From plastic to gold: a unified classification scheme for reference standards in medical image processing

Reliable evaluation of medical image processing is of major importance for routine applications. Nonetheless, evaluation is often omitted or methodically defective when novel approaches or algorithms are introduced. Adopted from medical diagnosis, we define the following criteria to classify reference standards: 1. Reliance, if the generation or capturing of test images for evaluation follows an exactly determined and reproducible protocol. 2. Equivalence, if the image material or relationships considered within an algorithmic reference standard equal real-life data with respect to structure, noise, or other parameters of importance. 3. Independence, if any reference standard relies on a different procedure than that to be evaluated, or on other images or image modalities than that used routinely. This criterion bans the simultaneous use of one image for both, training and test phase. 4. Relevance, if the algorithm to be evaluated is self-reproducible. If random parameters or optimization strategies are applied, reliability of the algorithm must be shown before the reference standard is applied for evaluation. 5. Significance, if the number of reference standard images that are used for evaluation is sufficient large to enable statistically founded analysis.
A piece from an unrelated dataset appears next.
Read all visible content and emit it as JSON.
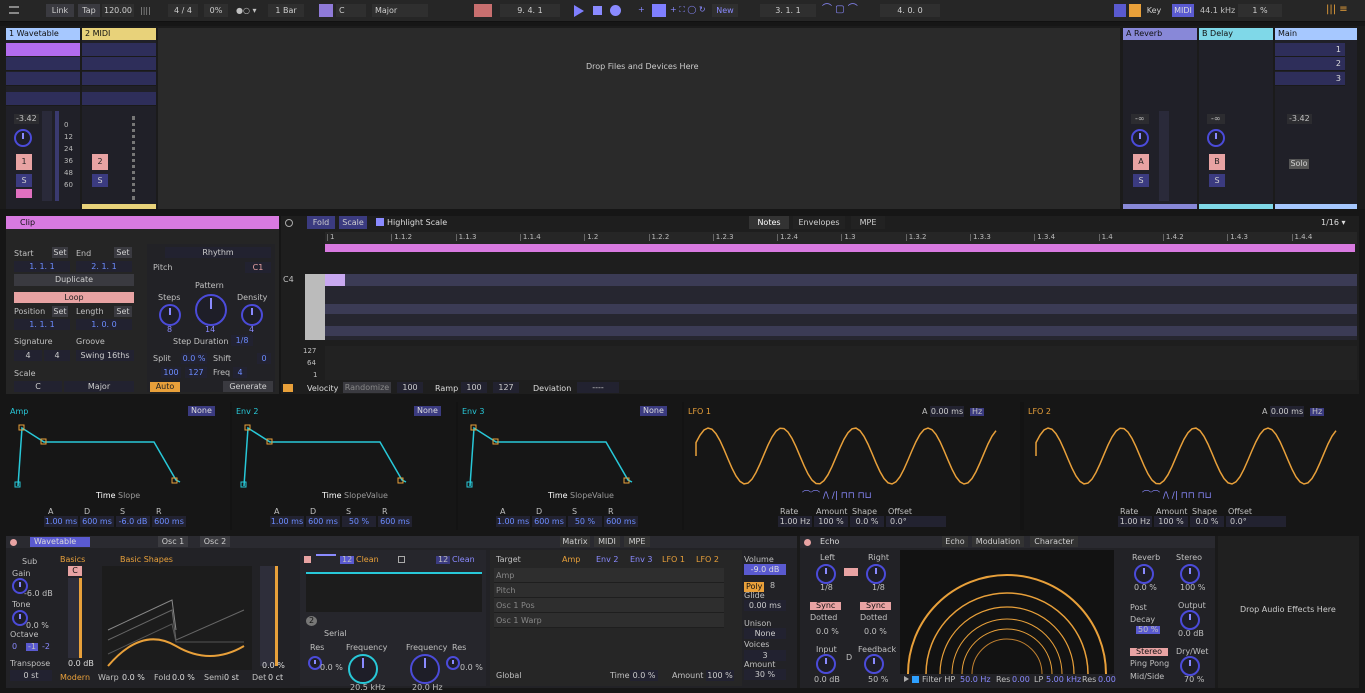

We demand that a true gold standard must satisfy the Criteria 1 to 3. Any standard only satisfying two criteria, i.e., Criterion 1 and Criterion 2 or Criterion 1 and Criterion 3, is referred to as silver standard. Other standards are termed to be from plastic. Before exhaustive evaluation based on gold or silver standards is performed, its relevance must be shown (Criterion 4) and sufficient tests must be carried out to found statistical analysis (Criterion 5). In this paper, examples are given for each class of reference standards.